Loading checkpoints when models built using a 'setup' block

Hello! I’ve seem to run into a situation where the recommended methods to load a model checkpoint fail. In my specific use case I need to use a setup block to avoid building a model immediately. However, this makes loading PTL checkpoints tricky, in general. I’ve found two especially troublesome issues. First, the load_from_checkpoint staticmethod fails. Second, when I manually load weights by first invoking setup followed by a load_state_dict call on my new model, the trainer will wipe the loaded weights when fit is called (I expect by re-running setup).

I’ve come up with workarounds to all of this, but none of them are as pretty as the recommended PTL interfaces, and it seems like a shame not to be able to use them. Otherwise, totally love the Lightning library!

To give you a more concrete example, consider a LightningModule implemented with a setup block:

class MyNet(ptl.LightningModule):
    
    def __init__(self, conv1_width=6, conv2_width=16, 
                 fc1_width=120, fc2_width=84, 
                 dropout1=0.5, dropout2=0.5, 
                 learning_rate=1e-3, **kwargs):
        super().__init__()
                
        self.conv1_width = conv1_width
        self.conv2_width = conv2_width
        self.fc1_width = fc1_width
        self.fc2_width = fc2_width
        self.dropout1 = dropout1
        self.dropout2 = dropout2
        self.learning_rate = learning_rate
        
        self.unused_kwargs = kwargs
        self.save_hyperparameters()
        
    def setup(self, step):
        self.conv1 = nn.Conv2d(3, self.conv1_width, 5)
        self.pool  = nn.MaxPool2d(2, 2)
        self.conv2 = nn.Conv2d(self.conv1_width, self.conv2_width, 5)
        self.fc1   = nn.Linear(self.conv2_width * 5 * 5, self.fc1_width)
        self.drop1 = nn.Dropout(p=self.dropout1)
        self.fc2   = nn.Linear(self.fc1_width, self.fc2_width)
        self.drop2 = nn.Dropout(p=self.dropout2)
        self.fc3   = nn.Linear(self.fc2_width, 10)
        
        self.criterion = nn.CrossEntropyLoss()

Then, running:

model = MyNet()
data  = MyDataModule(data_dir='/tmp/pytorch-example/cifar-10-data')

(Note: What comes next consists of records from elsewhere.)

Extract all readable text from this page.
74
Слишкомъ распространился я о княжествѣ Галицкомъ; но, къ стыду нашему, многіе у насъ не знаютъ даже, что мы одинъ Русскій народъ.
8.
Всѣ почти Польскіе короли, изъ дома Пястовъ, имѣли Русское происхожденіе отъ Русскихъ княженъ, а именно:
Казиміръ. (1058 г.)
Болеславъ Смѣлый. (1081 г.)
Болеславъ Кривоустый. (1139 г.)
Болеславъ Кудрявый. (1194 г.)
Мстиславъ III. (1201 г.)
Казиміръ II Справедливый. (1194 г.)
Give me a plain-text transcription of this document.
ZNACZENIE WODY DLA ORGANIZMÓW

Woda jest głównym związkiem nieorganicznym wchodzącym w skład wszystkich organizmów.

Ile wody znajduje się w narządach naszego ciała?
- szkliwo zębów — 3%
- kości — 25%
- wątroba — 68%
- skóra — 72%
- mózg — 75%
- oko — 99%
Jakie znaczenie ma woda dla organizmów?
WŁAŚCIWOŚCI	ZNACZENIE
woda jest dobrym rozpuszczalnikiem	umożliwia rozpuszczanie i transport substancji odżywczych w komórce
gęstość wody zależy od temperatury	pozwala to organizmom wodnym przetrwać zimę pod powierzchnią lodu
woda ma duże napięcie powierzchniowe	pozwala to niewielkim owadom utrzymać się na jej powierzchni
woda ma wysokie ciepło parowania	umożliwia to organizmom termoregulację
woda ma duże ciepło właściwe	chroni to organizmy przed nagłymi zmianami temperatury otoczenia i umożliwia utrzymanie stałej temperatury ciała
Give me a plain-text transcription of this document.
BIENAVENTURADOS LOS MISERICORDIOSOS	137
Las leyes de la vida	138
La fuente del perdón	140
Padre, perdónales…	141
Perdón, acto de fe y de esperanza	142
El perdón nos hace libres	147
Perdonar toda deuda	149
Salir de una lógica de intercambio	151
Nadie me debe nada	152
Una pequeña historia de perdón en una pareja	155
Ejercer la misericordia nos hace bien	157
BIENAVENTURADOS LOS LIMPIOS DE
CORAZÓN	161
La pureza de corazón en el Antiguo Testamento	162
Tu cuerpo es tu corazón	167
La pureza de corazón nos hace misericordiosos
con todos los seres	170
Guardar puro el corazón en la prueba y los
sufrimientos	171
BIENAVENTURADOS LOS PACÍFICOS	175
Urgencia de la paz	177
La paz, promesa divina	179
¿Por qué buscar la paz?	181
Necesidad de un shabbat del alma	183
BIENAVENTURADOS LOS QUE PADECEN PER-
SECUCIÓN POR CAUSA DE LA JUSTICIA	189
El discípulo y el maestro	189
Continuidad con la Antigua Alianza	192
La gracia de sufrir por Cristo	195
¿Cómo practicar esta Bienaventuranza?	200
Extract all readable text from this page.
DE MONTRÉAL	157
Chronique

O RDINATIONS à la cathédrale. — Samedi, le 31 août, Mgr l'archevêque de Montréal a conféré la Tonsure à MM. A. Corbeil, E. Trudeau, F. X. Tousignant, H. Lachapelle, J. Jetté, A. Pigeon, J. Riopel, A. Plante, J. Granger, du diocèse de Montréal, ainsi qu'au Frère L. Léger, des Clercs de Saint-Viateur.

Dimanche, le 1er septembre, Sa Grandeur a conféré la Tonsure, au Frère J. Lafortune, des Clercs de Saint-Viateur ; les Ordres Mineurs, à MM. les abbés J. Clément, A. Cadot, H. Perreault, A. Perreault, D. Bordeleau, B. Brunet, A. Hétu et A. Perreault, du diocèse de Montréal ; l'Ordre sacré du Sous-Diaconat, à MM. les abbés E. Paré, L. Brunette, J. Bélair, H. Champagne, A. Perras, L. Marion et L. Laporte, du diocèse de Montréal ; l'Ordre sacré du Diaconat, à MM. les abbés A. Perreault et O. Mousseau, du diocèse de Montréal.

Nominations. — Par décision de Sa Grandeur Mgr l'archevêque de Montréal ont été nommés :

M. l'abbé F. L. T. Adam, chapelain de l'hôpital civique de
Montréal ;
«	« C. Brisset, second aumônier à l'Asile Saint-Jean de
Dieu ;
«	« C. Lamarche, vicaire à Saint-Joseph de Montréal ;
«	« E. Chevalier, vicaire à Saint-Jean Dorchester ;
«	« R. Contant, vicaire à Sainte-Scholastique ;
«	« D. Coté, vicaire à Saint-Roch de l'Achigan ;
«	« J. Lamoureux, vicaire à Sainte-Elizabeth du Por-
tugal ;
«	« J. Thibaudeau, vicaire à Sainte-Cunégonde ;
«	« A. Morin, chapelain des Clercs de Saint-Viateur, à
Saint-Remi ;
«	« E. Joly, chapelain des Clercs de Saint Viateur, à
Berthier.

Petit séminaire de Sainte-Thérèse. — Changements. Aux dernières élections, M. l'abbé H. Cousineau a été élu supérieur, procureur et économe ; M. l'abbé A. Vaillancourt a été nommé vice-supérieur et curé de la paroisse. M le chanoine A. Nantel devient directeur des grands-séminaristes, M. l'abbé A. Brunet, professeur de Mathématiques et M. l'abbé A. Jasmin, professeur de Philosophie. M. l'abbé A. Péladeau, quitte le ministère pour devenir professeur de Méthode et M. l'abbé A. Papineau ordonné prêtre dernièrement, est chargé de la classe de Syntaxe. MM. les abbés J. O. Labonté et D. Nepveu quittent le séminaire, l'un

trainer = Trainer(gpus=1, max_epochs=1)
trainer.fit(model, data)

Will train a model. However, when I try to save and load the model like this:

trainer.save_checkpoint('/tmp/pytorch-example/model.ckpt')
new_model = cifar10.MyNet.load_from_checkpoint(checkpoint_path='/tmp/pytorch-example/model.ckpt')

I get a RuntimeError because of unexpected keys in the state_dict, obviously because layer creation relies on the setup block.

This is pretty easy to solve by doing:

my_checkpoint = torch.load('/tmp/pytorch-example/model.ckpt')
new_model = MyNet(my_checkpoint['hyper_parameters'])
new_model.setup('train')
new_model.load_state_dict(my_checkpoint['state_dict'])

However, running

trainer.fit(new_model, data)

resets the model weights by making a fresh call to setup.

My work-around is to modify the __init__ and setup methods in my LightningModule as follows by adding an is_built flag to self:

class MyNet(ptl.LightningModule):
    
    def __init__(self, ...,**kwargs):
        super().__init__()     
        ...
        self.is_built = False
        
    def setup(self, step):
        if not self.is_built:
            ...
            self.is_built = True
        else:
            pass

but I’m not really sure how this is going to behave down the line when I want to start using some of the cooler Lightning features, like parallelization.

Hmm, that looks more like a bug, do you have a full example of the above snaphot ideally in Colab and shot an issue? (pls link the new issue here :slight_smile:

Hey @jirka, thanks for taking a look. I fleshed out the example above in this Colab:

Please let me know if everything makes sense here. Note, cell [5] will error, as expected and shows the recommended load method fails.